Claude Code and the Art of Code Review
I’ve been using Claude Code daily for a few months now, and the thing that strikes me most is how familiar it feels. Not because it’s like using an IDE or a search engine - it feels like managing a team of developers.
The skills that transfer
I spent years reviewing pull requests, mentoring junior developers, and leading small teams. The core of that work was never writing the code myself. It was:
- Reading someone else’s code and quickly identifying what’s wrong
- Giving clear, specific feedback that leads to a better result on the next iteration
- Knowing when the approach is fundamentally off vs. when it just needs polish
- Maintaining a mental model of the whole system being built
- And when 3 and 4 are not possible, using gut-feeling or instinct to know when a solution just doesn’t feel right. Like there should be a simpler architecture, design pattern, or algorithm
Every one of these skills transfers directly to working with Claude Code. You’re not pair programming. You’re reviewing and directing.
Pros use it the opposite way
Vibe coding is real, and it’s great for the initial lift — getting a non-developer from zero to a working prototype. That’s genuinely powerful and wasn’t possible before. And a perfectly valid approach for someone who isn’t a developer.
But experienced developers use it the opposite way around. We’re not vibing our way to an architecture and hoping it works. We know what the system should look like. The LLM fills in the implementation.
The value isn’t that I don’t have to think — it’s that I don’t have to type. I can focus on the decisions that matter: data model, system boundaries, error handling strategy, deployment topology. The stuff that matters for security, performance, deployability, and maintainability.
This is the same dynamic as leading a team. A good tech lead doesn’t write every line of code. They make sure the team is building the right thing, the right way, and they catch problems early through review.
The Socratic method
I’ve found the most effective code review strategies are based around asking questions. “What happens if this list is empty?” “Have you considered what this looks like with 10,000 rows?” “Why did you choose a map here instead of a reduce?”
The same technique works remarkably well with Claude. When I hit a bug, I don’t say “there’s a bug in the submit handler, fix it.” I say “walk me through what happens when the user clicks Submit.” Claude traces through the code path step by step, and almost always finds the bug itself - without me ever telling it where to look.
This produces better fixes than pointing at the broken line, because Claude re-evaluates the whole flow rather than patching the specific thing I pointed at. With a junior developer, the goal of Socratic questioning is to build their judgement over time. Longer term payoffs. But with Claude, this approach can have immediate payoff when you prompt it to think rather than just comply.
Types as abstraction
You probably don’t need to review every line of code an LLM writes. You certainly can’t hold it all in your head. But this isn’t a new problem - it’s the oldest problem in software engineering. We’ve always invented abstractions to manage complexity we can’t hold in our heads. Higher-level programming languages, frameworks, libraries, APIs. Each one lets you reason about a system without understanding every line underneath.

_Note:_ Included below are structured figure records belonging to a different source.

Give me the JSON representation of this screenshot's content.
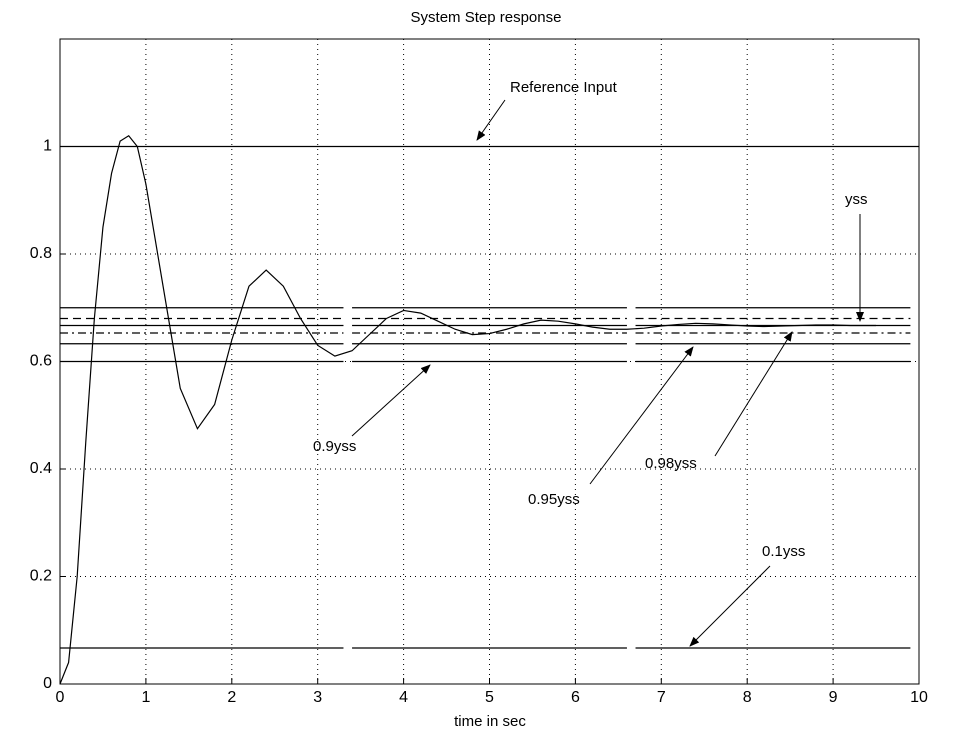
{
  "chart_data": {
    "type": "line",
    "title": "System Step response",
    "x_label": "time in sec",
    "xlim": [
      0,
      10
    ],
    "ylim": [
      0,
      1.2
    ],
    "xticks": [
      0,
      1,
      2,
      3,
      4,
      5,
      6,
      7,
      8,
      9,
      10
    ],
    "yticks": [
      0,
      0.2,
      0.4,
      0.6,
      0.8,
      1
    ],
    "grid": true,
    "series": [
      {
        "color": "#000000",
        "linestyle": "solid",
        "x": [
          0,
          0.1,
          0.2,
          0.3,
          0.4,
          0.5,
          0.6,
          0.7,
          0.8,
          0.9,
          1.0,
          1.2,
          1.4,
          1.6,
          1.8,
          2.0,
          2.2,
          2.4,
          2.6,
          2.8,
          3.0,
          3.2,
          3.4,
          3.6,
          3.8,
          4.0,
          4.2,
          4.4,
          4.6,
          4.8,
          5.0,
          5.2,
          5.4,
          5.6,
          5.8,
          6.0,
          6.2,
          6.4,
          6.6,
          6.8,
          7.0,
          7.2,
          7.4,
          7.6,
          7.8,
          8.0,
          8.2,
          8.4,
          8.6,
          8.8,
          9.0,
          9.2,
          9.5
        ],
        "values": [
          0,
          0.04,
          0.2,
          0.45,
          0.68,
          0.85,
          0.95,
          1.01,
          1.02,
          1.0,
          0.93,
          0.74,
          0.55,
          0.475,
          0.52,
          0.64,
          0.74,
          0.77,
          0.74,
          0.68,
          0.63,
          0.61,
          0.62,
          0.65,
          0.68,
          0.695,
          0.69,
          0.675,
          0.66,
          0.65,
          0.652,
          0.66,
          0.67,
          0.677,
          0.675,
          0.67,
          0.664,
          0.66,
          0.66,
          0.662,
          0.666,
          0.669,
          0.671,
          0.67,
          0.668,
          0.666,
          0.665,
          0.666,
          0.667,
          0.668,
          0.668,
          0.667,
          0.667
        ]
      },
      {
        "color": "#000000",
        "linestyle": "solid",
        "x": [
          0,
          10
        ],
        "values": [
          1,
          1
        ]
      },
      {
        "color": "#000000",
        "linestyle": "solid",
        "x": [
          0,
          3.3,
          3.35,
          3.4,
          6.6,
          6.65,
          6.7,
          9.9
        ],
        "values": [
          0.7,
          0.7,
          null,
          0.7,
          0.7,
          null,
          0.7,
          0.7
        ]
      },
      {
        "color": "#000000",
        "linestyle": "dashed",
        "x": [
          0,
          3.3,
          3.35,
          3.4,
          6.6,
          6.65,
          6.7,
          9.9
        ],
        "values": [
          0.68,
          0.68,
          null,
          0.68,
          0.68,
          null,
          0.68,
          0.68
        ]
      },
      {
        "color": "#000000",
        "linestyle": "solid",
        "x": [
          0,
          3.3,
          3.35,
          3.4,
          6.6,
          6.65,
          6.7,
          9.9
        ],
        "values": [
          0.667,
          0.667,
          null,
          0.667,
          0.667,
          null,
          0.667,
          0.667
        ]
      },
      {
        "color": "#000000",
        "linestyle": "dashdot",
        "x": [
          0,
          3.3,
          3.35,
          3.4,
          6.6,
          6.65,
          6.7,
          9.9
        ],
        "values": [
          0.653,
          0.653,
          null,
          0.653,
          0.653,
          null,
          0.653,
          0.653
        ]
      },
      {
        "color": "#000000",
        "linestyle": "solid",
        "x": [
          0,
          3.3,
          3.35,
          3.4,
          6.6,
          6.65,
          6.7,
          9.9
        ],
        "values": [
          0.633,
          0.633,
          null,
          0.633,
          0.633,
          null,
          0.633,
          0.633
        ]
      },
      {
        "color": "#000000",
        "linestyle": "solid",
        "x": [
          0,
          3.3,
          3.35,
          3.4,
          6.6,
          6.65,
          6.7,
          9.9
        ],
        "values": [
          0.6,
          0.6,
          null,
          0.6,
          0.6,
          null,
          0.6,
          0.6
        ]
      },
      {
        "color": "#000000",
        "linestyle": "solid",
        "x": [
          0,
          3.3,
          3.35,
          3.4,
          6.6,
          6.65,
          6.7,
          9.9
        ],
        "values": [
          0.067,
          0.067,
          null,
          0.067,
          0.067,
          null,
          0.067,
          0.067
        ]
      }
    ],
    "annotations": [
      "Reference Input",
      "yss",
      "0.9yss",
      "0.95yss",
      "0.98yss",
      "0.1yss"
    ]
  }
}
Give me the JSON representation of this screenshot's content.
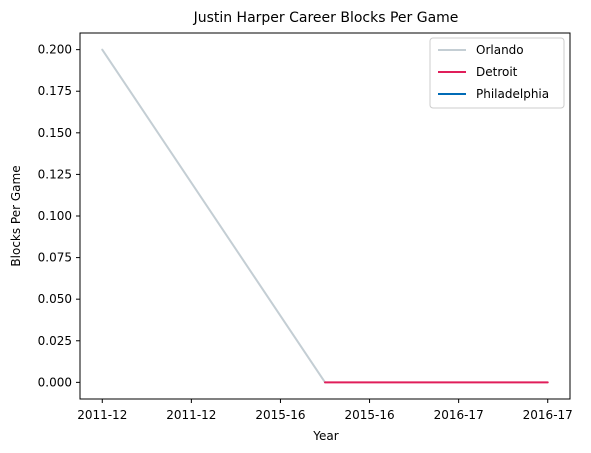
{
  "chart_data": {
    "type": "line",
    "title": "Justin Harper  Career Blocks Per Game",
    "xlabel": "Year",
    "ylabel": "Blocks Per Game",
    "categories": [
      "2011-12",
      "2011-12",
      "2015-16",
      "2015-16",
      "2016-17",
      "2016-17"
    ],
    "yticks": [
      "0.000",
      "0.025",
      "0.050",
      "0.075",
      "0.100",
      "0.125",
      "0.150",
      "0.175",
      "0.200"
    ],
    "ylim": [
      -0.01,
      0.21
    ],
    "series": [
      {
        "name": "Orlando",
        "color": "#c4ced4",
        "x": [
          0,
          2.5
        ],
        "values": [
          0.2,
          0.0
        ]
      },
      {
        "name": "Detroit",
        "color": "#e01e5a",
        "x": [
          2.5,
          5
        ],
        "values": [
          0.0,
          0.0
        ]
      },
      {
        "name": "Philadelphia",
        "color": "#006bb6",
        "x": [],
        "values": []
      }
    ],
    "grid": false,
    "legend": "top-right"
  }
}
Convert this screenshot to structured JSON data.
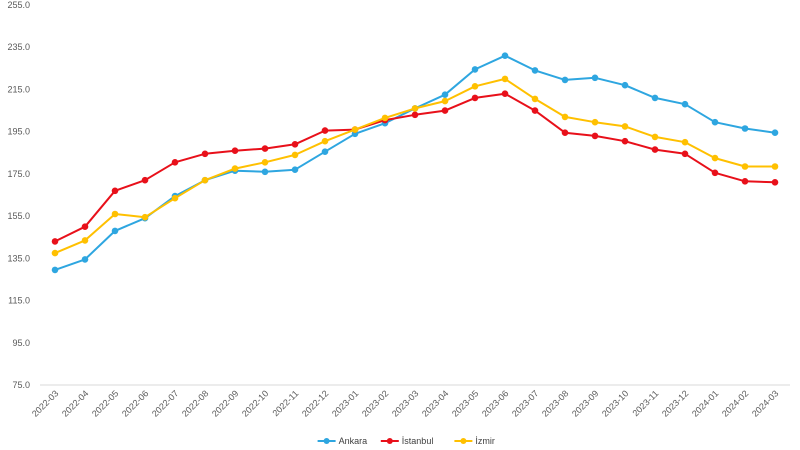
{
  "chart_data": {
    "type": "line",
    "title": "",
    "xlabel": "",
    "ylabel": "",
    "ylim": [
      75.0,
      255.0
    ],
    "y_ticks": [
      "255.0",
      "235.0",
      "215.0",
      "195.0",
      "175.0",
      "155.0",
      "135.0",
      "115.0",
      "95.0",
      "75.0"
    ],
    "grid": false,
    "legend_position": "bottom",
    "categories": [
      "2022-03",
      "2022-04",
      "2022-05",
      "2022-06",
      "2022-07",
      "2022-08",
      "2022-09",
      "2022-10",
      "2022-11",
      "2022-12",
      "2023-01",
      "2023-02",
      "2023-03",
      "2023-04",
      "2023-05",
      "2023-06",
      "2023-07",
      "2023-08",
      "2023-09",
      "2023-10",
      "2023-11",
      "2023-12",
      "2024-01",
      "2024-02",
      "2024-03"
    ],
    "series": [
      {
        "name": "Ankara",
        "color": "#2ea6e0",
        "values": [
          129.5,
          134.5,
          148.0,
          154.0,
          164.5,
          172.0,
          176.5,
          176.0,
          177.0,
          185.5,
          194.0,
          199.0,
          206.0,
          212.5,
          224.5,
          231.0,
          224.0,
          219.5,
          220.5,
          217.0,
          211.0,
          208.0,
          199.5,
          196.5,
          194.5
        ]
      },
      {
        "name": "İstanbul",
        "color": "#e8101a",
        "values": [
          143.0,
          150.0,
          167.0,
          172.0,
          180.5,
          184.5,
          186.0,
          187.0,
          189.0,
          195.5,
          196.0,
          200.5,
          203.0,
          205.0,
          211.0,
          213.0,
          205.0,
          194.5,
          193.0,
          190.5,
          186.5,
          184.5,
          175.5,
          171.5,
          171.0
        ]
      },
      {
        "name": "İzmir",
        "color": "#ffc000",
        "values": [
          137.5,
          143.5,
          156.0,
          154.5,
          163.5,
          172.0,
          177.5,
          180.5,
          184.0,
          190.5,
          196.0,
          201.5,
          206.0,
          209.5,
          216.5,
          220.0,
          210.5,
          202.0,
          199.5,
          197.5,
          192.5,
          190.0,
          182.5,
          178.5,
          178.5
        ]
      }
    ]
  }
}
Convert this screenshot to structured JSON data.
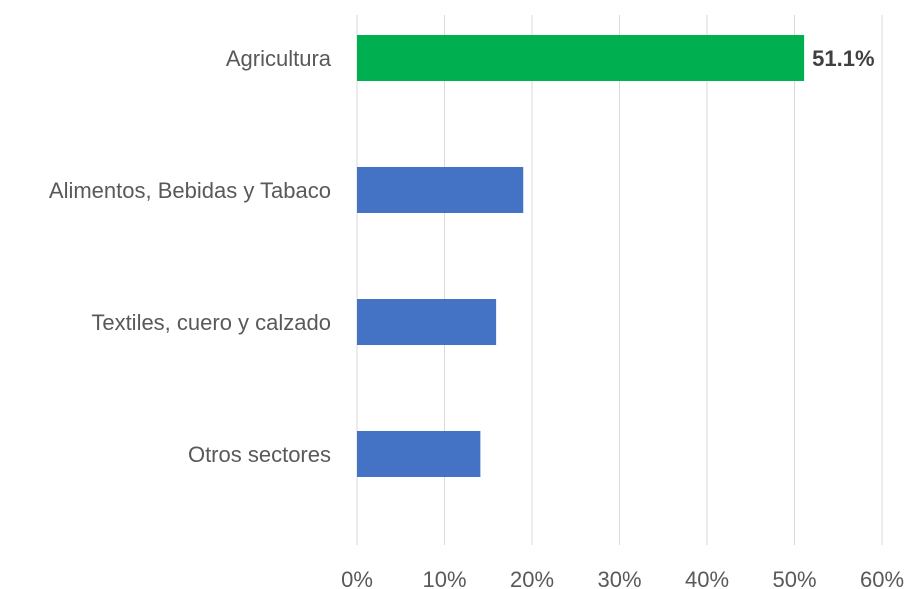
{
  "chart_data": {
    "type": "bar",
    "orientation": "horizontal",
    "categories": [
      "Agricultura",
      "Alimentos, Bebidas y Tabaco",
      "Textiles, cuero y calzado",
      "Otros sectores"
    ],
    "values": [
      51.1,
      19.0,
      15.9,
      14.1
    ],
    "bar_colors": [
      "#00b050",
      "#4472c4",
      "#4472c4",
      "#4472c4"
    ],
    "data_labels": [
      "51.1%",
      "",
      "",
      ""
    ],
    "xlim": [
      0,
      60
    ],
    "x_ticks": [
      0,
      10,
      20,
      30,
      40,
      50,
      60
    ],
    "x_tick_labels": [
      "0%",
      "10%",
      "20%",
      "30%",
      "40%",
      "50%",
      "60%"
    ],
    "grid": true,
    "title": "",
    "xlabel": "",
    "ylabel": ""
  }
}
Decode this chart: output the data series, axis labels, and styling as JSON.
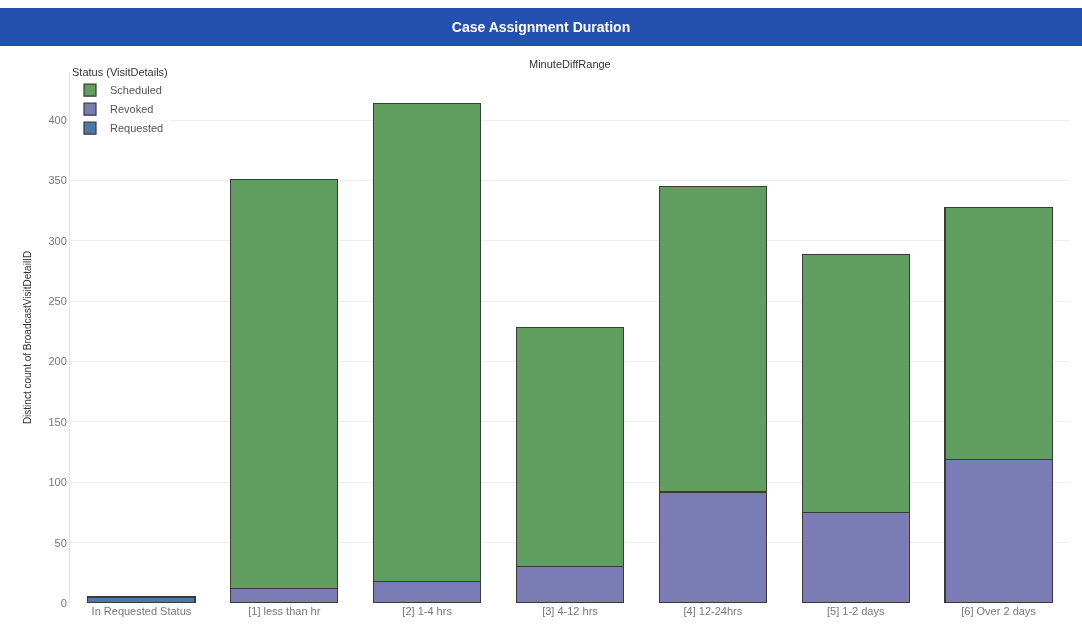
{
  "chart_data": {
    "type": "bar",
    "title": "Case Assignment Duration",
    "xlabel": "MinuteDiffRange",
    "ylabel": "Distinct count of BroadcastVisitDetailID",
    "legend_title": "Status (VisitDetails)",
    "categories": [
      "In Requested Status",
      "[1] less than hr",
      "[2] 1-4 hrs",
      "[3] 4-12 hrs",
      "[4] 12-24hrs",
      "[5] 1-2 days",
      "[6] Over 2 days"
    ],
    "series": [
      {
        "name": "Requested",
        "color": "#4e79a7",
        "values": [
          5,
          null,
          null,
          null,
          null,
          null,
          null
        ]
      },
      {
        "name": "Revoked",
        "color": "#7b7bb5",
        "values": [
          null,
          12,
          18,
          30,
          92,
          75,
          119
        ]
      },
      {
        "name": "Scheduled",
        "color": "#5f9e5f",
        "values": [
          null,
          339,
          396,
          198,
          253,
          214,
          209
        ]
      }
    ],
    "stacked": true,
    "ylim": [
      0,
      440
    ],
    "yticks": [
      0,
      50,
      100,
      150,
      200,
      250,
      300,
      350,
      400
    ],
    "grid": "y",
    "legend": "top left"
  }
}
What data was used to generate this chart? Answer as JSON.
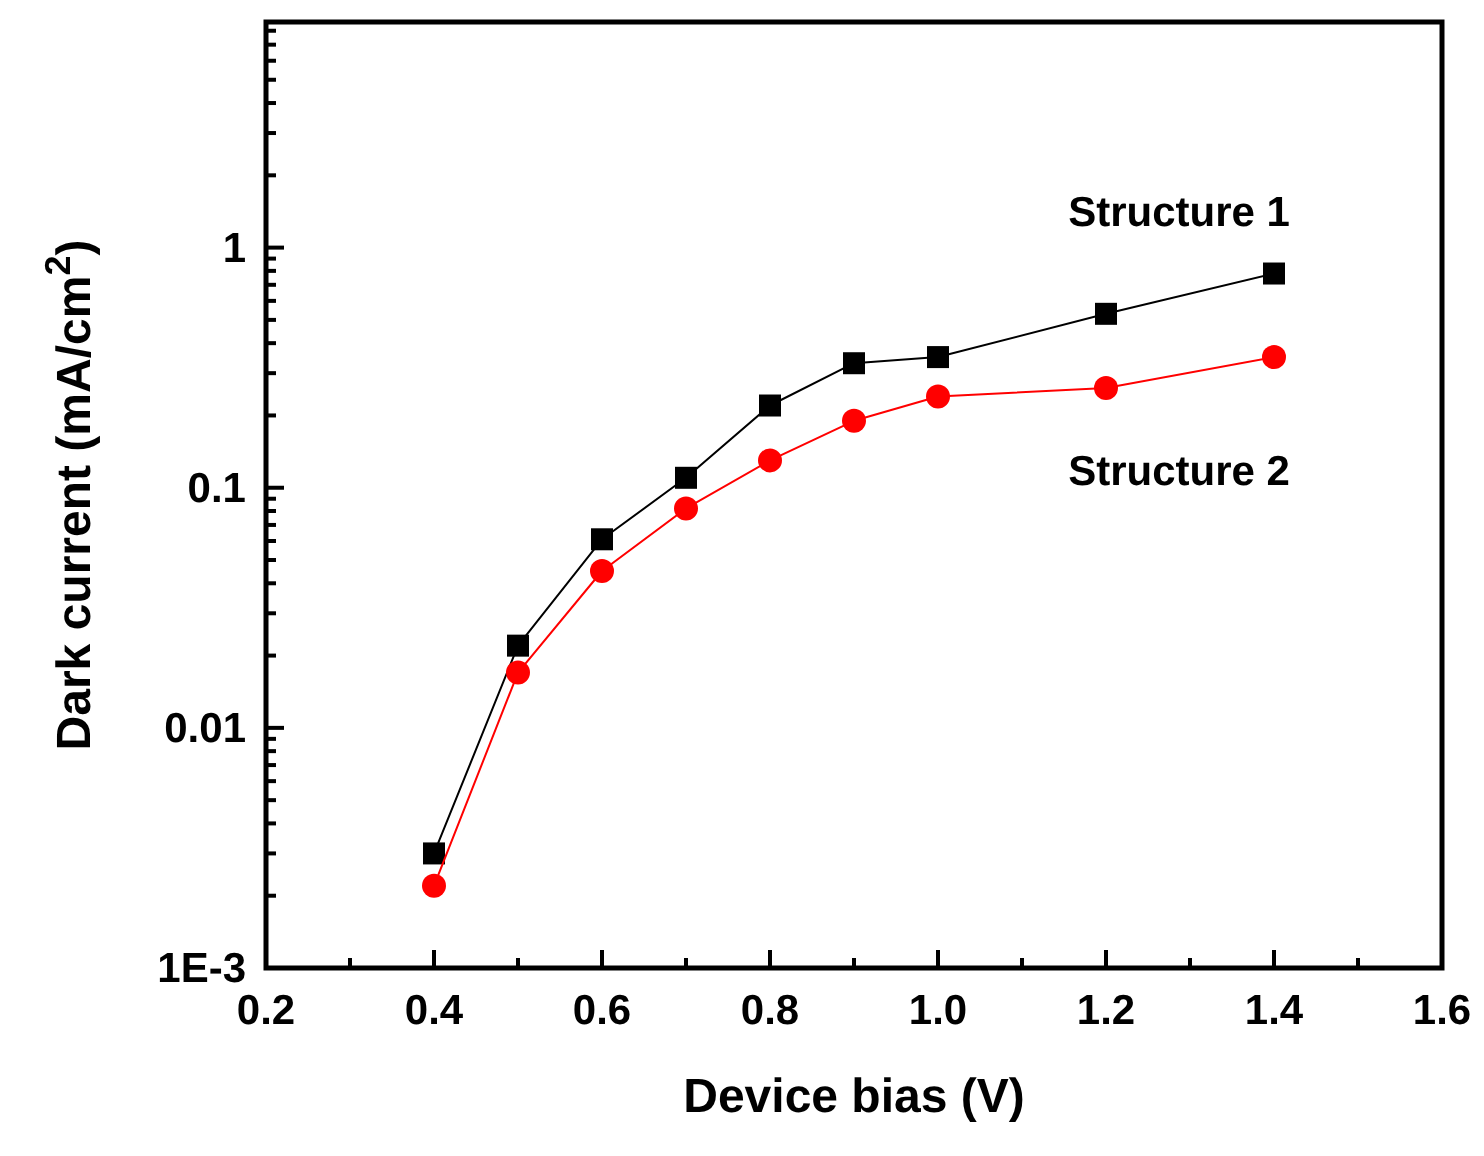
{
  "chart_data": {
    "type": "line",
    "xlabel": "Device bias (V)",
    "ylabel": "Dark current (mA/cm$^{2}$)",
    "log": "y",
    "xlim": [
      0.2,
      1.6
    ],
    "ylim": [
      0.001,
      8.7
    ],
    "xticks": [
      0.2,
      {
        "value": 0.3,
        "label": null
      },
      0.4,
      {
        "value": 0.5,
        "label": null
      },
      0.6,
      {
        "value": 0.7,
        "label": null
      },
      0.8,
      {
        "value": 0.9,
        "label": null
      },
      {
        "value": 1.0,
        "label": "1.0"
      },
      {
        "value": 1.1,
        "label": null
      },
      1.2,
      {
        "value": 1.3,
        "label": null
      },
      1.4,
      {
        "value": 1.5,
        "label": null
      },
      1.6
    ],
    "yticks": [
      {
        "value": 0.001,
        "label": "1E-3"
      },
      {
        "value": 0.002,
        "label": null
      },
      {
        "value": 0.003,
        "label": null
      },
      {
        "value": 0.004,
        "label": null
      },
      {
        "value": 0.005,
        "label": null
      },
      {
        "value": 0.006,
        "label": null
      },
      {
        "value": 0.007,
        "label": null
      },
      {
        "value": 0.008,
        "label": null
      },
      {
        "value": 0.009,
        "label": null
      },
      0.01,
      {
        "value": 0.02,
        "label": null
      },
      {
        "value": 0.03,
        "label": null
      },
      {
        "value": 0.04,
        "label": null
      },
      {
        "value": 0.05,
        "label": null
      },
      {
        "value": 0.06,
        "label": null
      },
      {
        "value": 0.07,
        "label": null
      },
      {
        "value": 0.08,
        "label": null
      },
      {
        "value": 0.09,
        "label": null
      },
      0.1,
      {
        "value": 0.2,
        "label": null
      },
      {
        "value": 0.3,
        "label": null
      },
      {
        "value": 0.4,
        "label": null
      },
      {
        "value": 0.5,
        "label": null
      },
      {
        "value": 0.6,
        "label": null
      },
      {
        "value": 0.7,
        "label": null
      },
      {
        "value": 0.8,
        "label": null
      },
      {
        "value": 0.9,
        "label": null
      },
      1,
      {
        "value": 2,
        "label": null
      },
      {
        "value": 3,
        "label": null
      },
      {
        "value": 4,
        "label": null
      },
      {
        "value": 5,
        "label": null
      },
      {
        "value": 6,
        "label": null
      },
      {
        "value": 7,
        "label": null
      },
      {
        "value": 8,
        "label": null
      }
    ],
    "x": [
      0.4,
      0.5,
      0.6,
      0.7,
      0.8,
      0.9,
      1.0,
      1.2,
      1.4
    ],
    "legend": false,
    "grid": false,
    "series": [
      {
        "name": "Structure 1",
        "color": "#000000",
        "marker": "square",
        "values": [
          0.003,
          0.022,
          0.061,
          0.11,
          0.22,
          0.33,
          0.35,
          0.53,
          0.78
        ]
      },
      {
        "name": "Structure 2",
        "color": "#ff0000",
        "marker": "circle",
        "values": [
          0.0022,
          0.017,
          0.045,
          0.082,
          0.13,
          0.19,
          0.24,
          0.26,
          0.35
        ]
      }
    ]
  }
}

We’re still figuring out what abstractions work best in this new era of AI-generated code. But one that I’ve found works well is keeping a very close eye on the TypeScript types. I can’t review every function body, but I can watch the types - and immediately see when Claude strays, makes overcomplicated decisions, or introduces unnecessary indirection - even if I haven’t read the implementation yet. Types are the contract of your codebase. It’s the same principle as deploying a well-defined API and then building on top of it. You don’t need to understand every line of the implementation if the interface is clear and correct.
Supabase has turned out to be a great tool for this workflow. I can spend my time where it matters most - iterating on the database design, getting the tables, relationships, and RLS policies right - and then hand that foundation over to Claude to fill in the gaps and iterate on the UI. The database schema is the specification. Supabase generates TypeScript types directly from the schema, and its client gives Claude a well-defined API to work against. I’m not reviewing every React component line by line. I’m reviewing the data model, and trusting that if the foundation is solid, the implementation built on top of it will be reasonable. When it’s not, I can usually trace the problem back to a schema decision rather than a UI bug.
The future
I can now genuinely work more effectively than when I had a team of junior developers to direct. And that’s unsettling - If a senior engineer with an LLM can out-produce a senior engineer with three juniors, there’s very little incentive for companies to hire those juniors in the first place. No incentive to pay someone to bang their head against a wall for six hours figuring out why their database query is slow, or what that abstract compiler error means.
But that’s exactly where the learning happens. The skills and instincts I’m relying on now came from years of getting things wrong and struggling with difficult problems. If we cut off that pipeline, I’m not sure where the next generation of senior engineers comes from. But if you’ve spent your career getting good at code review and mentoring, you’re better prepared for this world than you might think.